Ngopi Santai
Jerit Perih Peternak Babi di Bali
Malah makin lantang mencabik langit Pulau Dewata lantaran kematian babi secara mendadak kian kencang saja.
Penulis: DionDBPutra | Editor: Rizki Laelani
Petugas kami di lapangan sudah ambil sampel darah dan organ dalam babi yang mati mendadak untuk diteliti di laboratorium Balai Besar Veteriner (BB Vet) Denpasar.

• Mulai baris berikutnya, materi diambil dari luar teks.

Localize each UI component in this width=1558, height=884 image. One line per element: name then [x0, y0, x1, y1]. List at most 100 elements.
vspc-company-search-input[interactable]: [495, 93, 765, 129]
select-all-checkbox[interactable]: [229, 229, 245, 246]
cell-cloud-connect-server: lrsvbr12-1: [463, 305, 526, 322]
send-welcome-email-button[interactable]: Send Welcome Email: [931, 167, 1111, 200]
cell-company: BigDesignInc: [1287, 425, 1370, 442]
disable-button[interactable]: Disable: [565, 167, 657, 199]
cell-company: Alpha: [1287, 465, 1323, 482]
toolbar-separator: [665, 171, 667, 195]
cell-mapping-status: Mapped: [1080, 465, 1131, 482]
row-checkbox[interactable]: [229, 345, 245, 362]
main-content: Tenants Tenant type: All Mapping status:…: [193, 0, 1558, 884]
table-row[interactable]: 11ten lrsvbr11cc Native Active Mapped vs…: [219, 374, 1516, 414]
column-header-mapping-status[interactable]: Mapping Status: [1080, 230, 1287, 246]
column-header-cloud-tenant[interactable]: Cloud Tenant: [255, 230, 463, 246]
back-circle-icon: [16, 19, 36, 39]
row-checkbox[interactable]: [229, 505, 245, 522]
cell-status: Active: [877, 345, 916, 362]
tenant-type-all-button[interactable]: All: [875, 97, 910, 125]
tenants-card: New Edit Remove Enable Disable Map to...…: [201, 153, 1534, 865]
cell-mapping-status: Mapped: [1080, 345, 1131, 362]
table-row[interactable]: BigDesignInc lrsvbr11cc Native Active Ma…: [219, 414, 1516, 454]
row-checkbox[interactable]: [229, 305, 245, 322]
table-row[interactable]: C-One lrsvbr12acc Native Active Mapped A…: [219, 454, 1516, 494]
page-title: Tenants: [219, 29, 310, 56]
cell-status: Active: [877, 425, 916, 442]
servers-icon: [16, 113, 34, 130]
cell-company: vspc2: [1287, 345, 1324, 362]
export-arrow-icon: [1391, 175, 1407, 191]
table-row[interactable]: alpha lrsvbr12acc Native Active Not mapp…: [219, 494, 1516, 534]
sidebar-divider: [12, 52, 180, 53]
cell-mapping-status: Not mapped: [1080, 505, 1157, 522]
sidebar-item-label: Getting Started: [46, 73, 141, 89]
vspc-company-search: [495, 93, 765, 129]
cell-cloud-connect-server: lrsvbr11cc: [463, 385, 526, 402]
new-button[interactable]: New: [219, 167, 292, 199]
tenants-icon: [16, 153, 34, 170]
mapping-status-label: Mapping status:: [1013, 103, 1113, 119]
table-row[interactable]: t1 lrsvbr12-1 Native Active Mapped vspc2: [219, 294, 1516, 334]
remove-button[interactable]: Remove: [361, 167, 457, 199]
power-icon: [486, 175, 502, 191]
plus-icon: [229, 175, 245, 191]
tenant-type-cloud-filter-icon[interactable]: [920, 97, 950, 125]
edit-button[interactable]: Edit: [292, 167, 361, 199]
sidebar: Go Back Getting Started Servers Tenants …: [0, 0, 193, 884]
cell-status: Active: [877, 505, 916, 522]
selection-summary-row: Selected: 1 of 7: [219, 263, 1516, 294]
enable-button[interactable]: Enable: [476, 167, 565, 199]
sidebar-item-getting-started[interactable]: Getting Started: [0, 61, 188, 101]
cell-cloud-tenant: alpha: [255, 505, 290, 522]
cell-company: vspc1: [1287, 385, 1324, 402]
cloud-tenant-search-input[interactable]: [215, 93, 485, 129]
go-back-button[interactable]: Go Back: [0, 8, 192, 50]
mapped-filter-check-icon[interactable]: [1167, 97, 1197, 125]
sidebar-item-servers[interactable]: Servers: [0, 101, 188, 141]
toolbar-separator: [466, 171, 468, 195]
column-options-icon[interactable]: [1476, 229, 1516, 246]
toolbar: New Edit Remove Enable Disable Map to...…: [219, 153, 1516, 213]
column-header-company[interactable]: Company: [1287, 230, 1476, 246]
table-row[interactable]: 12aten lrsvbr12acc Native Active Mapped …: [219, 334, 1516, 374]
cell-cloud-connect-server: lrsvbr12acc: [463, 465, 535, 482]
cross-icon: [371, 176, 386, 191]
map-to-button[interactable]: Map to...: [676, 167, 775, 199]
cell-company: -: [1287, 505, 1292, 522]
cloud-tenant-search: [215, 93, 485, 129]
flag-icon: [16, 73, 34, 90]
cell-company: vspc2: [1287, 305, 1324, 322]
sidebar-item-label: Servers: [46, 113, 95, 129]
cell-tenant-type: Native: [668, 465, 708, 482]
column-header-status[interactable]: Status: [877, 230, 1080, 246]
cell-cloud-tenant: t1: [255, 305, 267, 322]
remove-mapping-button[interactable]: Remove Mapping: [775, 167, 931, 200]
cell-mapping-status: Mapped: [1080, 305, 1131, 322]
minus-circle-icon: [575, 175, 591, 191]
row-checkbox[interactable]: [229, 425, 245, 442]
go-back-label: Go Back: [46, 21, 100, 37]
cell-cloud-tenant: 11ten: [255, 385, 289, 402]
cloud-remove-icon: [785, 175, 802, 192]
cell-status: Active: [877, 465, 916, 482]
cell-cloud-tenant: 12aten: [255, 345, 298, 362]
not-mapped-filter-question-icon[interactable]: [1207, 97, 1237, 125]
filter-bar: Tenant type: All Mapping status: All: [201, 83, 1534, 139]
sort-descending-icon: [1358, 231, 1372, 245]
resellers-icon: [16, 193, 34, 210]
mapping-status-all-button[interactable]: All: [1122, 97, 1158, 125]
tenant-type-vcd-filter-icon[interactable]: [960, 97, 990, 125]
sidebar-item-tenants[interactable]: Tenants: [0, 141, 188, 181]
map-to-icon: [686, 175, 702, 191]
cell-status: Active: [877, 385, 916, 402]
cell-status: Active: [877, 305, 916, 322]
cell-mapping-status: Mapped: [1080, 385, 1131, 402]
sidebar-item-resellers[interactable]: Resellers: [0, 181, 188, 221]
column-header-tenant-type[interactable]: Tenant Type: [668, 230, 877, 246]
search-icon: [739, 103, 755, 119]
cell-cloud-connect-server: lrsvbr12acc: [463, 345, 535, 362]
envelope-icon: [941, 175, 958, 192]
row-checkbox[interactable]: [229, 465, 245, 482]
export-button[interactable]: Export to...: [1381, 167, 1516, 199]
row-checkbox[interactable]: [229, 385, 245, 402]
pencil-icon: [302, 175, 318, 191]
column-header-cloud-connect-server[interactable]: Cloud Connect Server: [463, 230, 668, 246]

Dari BB Vet Denpasar sampel tersebut dikirim ke BB Vet Medan untuk diteliti lebih lanjut.
Dari Medan hasilnya dibawa lagi ke Jakarta sehingga memerlukan waktu lama untuk identifikasi apakah kematian babi disebabkan penyakit African Swine Fever (ASF) atau demam babi yang mewabah di berbagai negara.
Dan, yang berwenang mengumumkan adalah pihak Kementerian Pertanian. Bukan kami di daerah.
Kami juga tidak bisa berbuat banyak lantaran obat dan vaksin penyakit babi tersebut belum tersedia.
Langkah yang sudah kami lakukan adalah memberikan edukasi kepada masyarakat tentang cara mencegah penyebaran wabah.
Pencegahan dengan menerapkan bio sekuriti yaitu selalu menjaga kebersihan kandang, semprot disinfektan, membatasi ketat orang, barang, bahan dan hewan keluar masuk kandang babi guna mencegah virus.
Begitulah tuan dan puan. kurang lebih pernyataan pemerintah ihwal kematian babi di Bali. Jelas beda pandang dan aksi.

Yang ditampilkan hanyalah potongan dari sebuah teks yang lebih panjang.